The two pages doesnt give the notion or at least the idea of "you should move on" or that those guys are not the ones you should love "a.k.a great guy"?
Going by the strictest interpretation, yes. I agree. Both girls were rejected in a way that suggested they should move on. However, I don't agree that the two rejections meant the same thing, or were meant to be an exact parallel of each other. Kakashi's rejection of Rin was more about him and what he had needed to learn, while Sasuke's rejection was more about Sakura and what she needed to learn.
There are many, many differences between Kakashi/Rin and Sasuke/Sakura that you apparently don't consider as significant or relevant as some of the rest of us do. These differences lie not only in the circumstances, but in the integrity and motivation of the character involved.
Toward the end of Part I, Sakura gives a very long and detailed explanation of her feelings for Sasuke. She talks about their time together as teammates, asks if he remembers the day of the Bench Scene when he got angry because she didn't understand loneliness (to which he replies that he does not remember), and she tells him she will know that kind of loneliness if he leaves. After listening, Sasuke then rejects her -- not by saying he's unworthy or that she'll be better off, but by saying she's "annoying" and he prefers to choose the path of revenge. When Sakura's pleas turn into a threat to scream the alarm, Sasuke does thank her and then knocks her out.
In the Gaiden, Rin barely gets started on her confession when Kakashi cuts her off. He rejects her immediately, without letting her talk about how great he is or how much she loves him, and says he's not good enough -- apparently even to hear her words -- because he was once the kind of trash who would have abandoned her.
The way I see it, the bottom line is.... Sasuke rejected Sakura out of cold selfishness, to cuts bonds so he would be free to pursue revenge and murder. Kakashi rejected Rin out of humility because he did not consider himself worthy. So yes, although both girls were ultimately rejected, the reasons why and the way the rejections were handled casts Kakashi's rejection of Rin in a far more positive and respectful light than Sasuke's rejection of Sakura.
Kakashi was obviously traumatized by his father's fate, leaving him hung up on rules and doing things according to shinobi "law" so he could right his father's wrongs and not be considered that kind of trash. The very fact that Kakashi went on about how emotions were "unnecessary things" suggests that he did have emotions, and was determined to keep them contained in order to do the "right thing" as a ninja. Minato touched on that, by essentially saying that Obito needed to be more mindful of the rules, while Kakashi needed to realize there was more to being a shinobi than rules.

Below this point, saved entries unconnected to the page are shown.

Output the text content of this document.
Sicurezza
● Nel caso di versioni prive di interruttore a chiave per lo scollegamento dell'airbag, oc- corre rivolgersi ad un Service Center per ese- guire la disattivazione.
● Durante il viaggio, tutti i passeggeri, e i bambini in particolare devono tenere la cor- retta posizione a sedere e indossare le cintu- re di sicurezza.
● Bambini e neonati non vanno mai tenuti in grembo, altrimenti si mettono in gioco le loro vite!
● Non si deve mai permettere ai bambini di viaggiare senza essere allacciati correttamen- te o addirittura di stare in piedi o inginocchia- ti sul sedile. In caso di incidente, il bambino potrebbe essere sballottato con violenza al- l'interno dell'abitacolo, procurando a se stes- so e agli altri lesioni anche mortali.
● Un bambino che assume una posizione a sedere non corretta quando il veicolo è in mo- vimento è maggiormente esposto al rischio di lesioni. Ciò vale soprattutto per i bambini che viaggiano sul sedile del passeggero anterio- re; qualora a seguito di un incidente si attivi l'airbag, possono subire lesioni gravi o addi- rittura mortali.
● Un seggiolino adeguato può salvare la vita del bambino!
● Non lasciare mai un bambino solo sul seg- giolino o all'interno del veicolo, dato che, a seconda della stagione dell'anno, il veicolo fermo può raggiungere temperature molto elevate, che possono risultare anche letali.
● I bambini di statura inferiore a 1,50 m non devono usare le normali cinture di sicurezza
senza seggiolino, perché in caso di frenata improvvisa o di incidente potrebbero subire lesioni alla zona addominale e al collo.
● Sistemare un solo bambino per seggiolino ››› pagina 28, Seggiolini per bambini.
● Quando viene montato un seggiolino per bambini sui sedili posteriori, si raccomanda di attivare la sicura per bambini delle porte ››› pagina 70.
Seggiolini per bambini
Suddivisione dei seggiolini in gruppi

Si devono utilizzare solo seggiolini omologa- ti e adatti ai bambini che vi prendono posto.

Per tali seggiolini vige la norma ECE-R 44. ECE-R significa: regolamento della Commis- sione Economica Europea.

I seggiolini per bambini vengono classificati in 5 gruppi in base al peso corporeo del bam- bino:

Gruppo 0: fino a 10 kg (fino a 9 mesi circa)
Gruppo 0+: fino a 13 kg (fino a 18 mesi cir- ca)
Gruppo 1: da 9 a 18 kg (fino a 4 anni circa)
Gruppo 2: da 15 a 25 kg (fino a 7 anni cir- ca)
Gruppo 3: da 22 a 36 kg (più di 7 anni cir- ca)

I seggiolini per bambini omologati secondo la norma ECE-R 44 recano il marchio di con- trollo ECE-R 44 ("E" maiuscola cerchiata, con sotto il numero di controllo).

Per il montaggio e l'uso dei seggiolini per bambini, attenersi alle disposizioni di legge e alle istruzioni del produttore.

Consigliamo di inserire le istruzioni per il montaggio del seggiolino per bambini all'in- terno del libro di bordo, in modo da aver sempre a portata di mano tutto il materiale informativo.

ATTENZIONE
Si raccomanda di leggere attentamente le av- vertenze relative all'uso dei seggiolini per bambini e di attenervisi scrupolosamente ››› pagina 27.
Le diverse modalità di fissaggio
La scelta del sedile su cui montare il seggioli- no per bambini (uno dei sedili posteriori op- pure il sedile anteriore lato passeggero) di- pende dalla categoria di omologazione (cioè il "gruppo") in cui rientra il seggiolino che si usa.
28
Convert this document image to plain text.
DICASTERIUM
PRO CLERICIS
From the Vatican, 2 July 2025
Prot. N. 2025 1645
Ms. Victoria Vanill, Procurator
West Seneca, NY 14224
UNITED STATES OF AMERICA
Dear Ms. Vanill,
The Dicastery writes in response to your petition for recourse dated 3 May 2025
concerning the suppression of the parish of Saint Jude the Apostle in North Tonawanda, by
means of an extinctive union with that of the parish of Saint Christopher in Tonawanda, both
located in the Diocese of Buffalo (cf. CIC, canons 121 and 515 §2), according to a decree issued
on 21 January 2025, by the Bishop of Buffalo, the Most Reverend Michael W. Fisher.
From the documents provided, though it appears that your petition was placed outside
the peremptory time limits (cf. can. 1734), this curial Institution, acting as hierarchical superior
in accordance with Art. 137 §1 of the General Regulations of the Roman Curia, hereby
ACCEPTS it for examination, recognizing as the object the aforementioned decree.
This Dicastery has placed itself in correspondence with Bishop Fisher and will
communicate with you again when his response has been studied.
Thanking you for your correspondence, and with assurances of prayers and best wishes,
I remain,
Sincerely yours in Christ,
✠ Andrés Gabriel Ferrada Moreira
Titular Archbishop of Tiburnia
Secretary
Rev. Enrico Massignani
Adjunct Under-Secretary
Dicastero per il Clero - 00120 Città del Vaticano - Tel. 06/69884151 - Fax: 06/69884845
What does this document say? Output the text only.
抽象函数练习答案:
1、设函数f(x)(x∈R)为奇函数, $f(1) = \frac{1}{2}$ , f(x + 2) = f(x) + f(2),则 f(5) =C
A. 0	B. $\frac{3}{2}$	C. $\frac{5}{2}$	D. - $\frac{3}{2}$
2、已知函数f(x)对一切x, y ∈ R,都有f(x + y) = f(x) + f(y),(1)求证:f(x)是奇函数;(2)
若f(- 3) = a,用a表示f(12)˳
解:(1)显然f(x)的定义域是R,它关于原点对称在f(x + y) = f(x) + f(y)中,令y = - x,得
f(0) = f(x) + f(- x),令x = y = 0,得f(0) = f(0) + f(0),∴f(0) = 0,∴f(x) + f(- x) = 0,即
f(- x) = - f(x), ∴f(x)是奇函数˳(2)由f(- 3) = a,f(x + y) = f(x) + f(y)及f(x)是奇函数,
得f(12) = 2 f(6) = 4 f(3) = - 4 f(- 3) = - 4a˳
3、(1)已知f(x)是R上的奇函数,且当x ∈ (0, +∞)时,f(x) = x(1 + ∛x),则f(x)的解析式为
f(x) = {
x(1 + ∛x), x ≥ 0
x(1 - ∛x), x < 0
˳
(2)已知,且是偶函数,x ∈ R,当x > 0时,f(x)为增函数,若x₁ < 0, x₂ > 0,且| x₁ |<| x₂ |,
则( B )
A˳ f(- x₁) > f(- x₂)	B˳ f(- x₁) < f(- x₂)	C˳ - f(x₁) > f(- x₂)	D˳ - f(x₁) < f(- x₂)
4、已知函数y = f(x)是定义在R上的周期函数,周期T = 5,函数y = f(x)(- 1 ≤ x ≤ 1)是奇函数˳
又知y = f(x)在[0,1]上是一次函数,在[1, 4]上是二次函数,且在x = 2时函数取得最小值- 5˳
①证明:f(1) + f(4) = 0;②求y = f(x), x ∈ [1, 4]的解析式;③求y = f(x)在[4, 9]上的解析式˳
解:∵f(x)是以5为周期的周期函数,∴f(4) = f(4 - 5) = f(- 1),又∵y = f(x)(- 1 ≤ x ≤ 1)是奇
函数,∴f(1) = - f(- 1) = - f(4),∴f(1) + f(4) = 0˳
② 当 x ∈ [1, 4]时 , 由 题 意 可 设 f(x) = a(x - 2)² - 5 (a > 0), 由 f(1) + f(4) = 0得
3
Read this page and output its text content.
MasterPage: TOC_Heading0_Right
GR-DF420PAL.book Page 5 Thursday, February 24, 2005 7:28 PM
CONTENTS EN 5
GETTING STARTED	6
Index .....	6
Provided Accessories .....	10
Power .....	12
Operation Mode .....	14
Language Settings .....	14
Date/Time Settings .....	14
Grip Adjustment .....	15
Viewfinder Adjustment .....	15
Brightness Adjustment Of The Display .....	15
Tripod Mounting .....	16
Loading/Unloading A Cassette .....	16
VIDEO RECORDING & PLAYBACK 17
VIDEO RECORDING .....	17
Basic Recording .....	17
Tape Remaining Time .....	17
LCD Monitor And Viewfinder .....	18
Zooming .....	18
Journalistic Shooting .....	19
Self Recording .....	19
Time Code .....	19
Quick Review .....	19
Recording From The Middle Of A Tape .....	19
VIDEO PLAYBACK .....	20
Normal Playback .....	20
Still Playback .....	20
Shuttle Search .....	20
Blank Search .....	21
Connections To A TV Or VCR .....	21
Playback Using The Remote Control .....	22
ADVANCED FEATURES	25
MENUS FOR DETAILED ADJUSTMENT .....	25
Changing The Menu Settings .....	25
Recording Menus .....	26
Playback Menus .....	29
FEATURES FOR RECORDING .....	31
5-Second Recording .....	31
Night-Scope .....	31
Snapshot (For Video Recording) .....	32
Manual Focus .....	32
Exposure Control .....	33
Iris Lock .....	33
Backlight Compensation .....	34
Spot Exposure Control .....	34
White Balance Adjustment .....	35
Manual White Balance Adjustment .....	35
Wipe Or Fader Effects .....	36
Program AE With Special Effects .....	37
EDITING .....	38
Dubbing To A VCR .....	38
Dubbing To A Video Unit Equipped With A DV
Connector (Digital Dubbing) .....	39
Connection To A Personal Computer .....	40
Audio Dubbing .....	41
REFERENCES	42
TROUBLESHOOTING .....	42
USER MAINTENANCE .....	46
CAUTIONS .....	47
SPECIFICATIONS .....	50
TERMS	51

In a sense, Kakashi and Obito were two sides of the same coin. One having superior skill, focus, and control, the other having way more heart than brains, skill, or focus. I'm personally not comfortable making the same comparison with Sasuke and Naruto. I don't see them as two sides of the same coin. Even at his worst, Kakashi was a good person who was trying to do the right thing for the right reasons. That cannot be said of Sasuke. In that way Sasuke's character is much more like Orochimaru -- cold, selfish, sexually ambiguous, and obsessed with power and superiority.
Was Kakashi in love with Rin when Obito died? No, I don't believe that. Even if deep in his heart he was interested in her and appreciated her heartfelt attention, his "shinobi must be emotionless tools of society" mantra would have prevented him from acknowledging it. And after he changed -- after Obito "died" in sacrifice for both of them -- any chance there might have been of Kakashi returning Rin's feelings was sealed off out of respect for Obito.
The thing that makes me (and probably others) speculate about Kakashi/Rin is how much better a person Kakashi was than Sasuke to start, and then how much he changed after Obito's "death." Kakashi took on a lot of different qualities -- Obito's tardiness, a friendship with Gai, reading Jiraiya's smut books, etc. If he had become so much more open, so much more "human" after Obito's death, isn't it possible that he might have developed romantic feelings for Rin later on that he kept buried? I think it's possible, although it wouldn't have changed the outcome in the end.
By contrast, I don't see Sasuke as ever having the potential to develop romantic feelings for Sakura. Especially not now, not after he chose such a dark path and all the negative drama that's happened between them -- and between him and Naruto. Again, in this way I think Sasuke is far more like Orochimaru than Kakashi.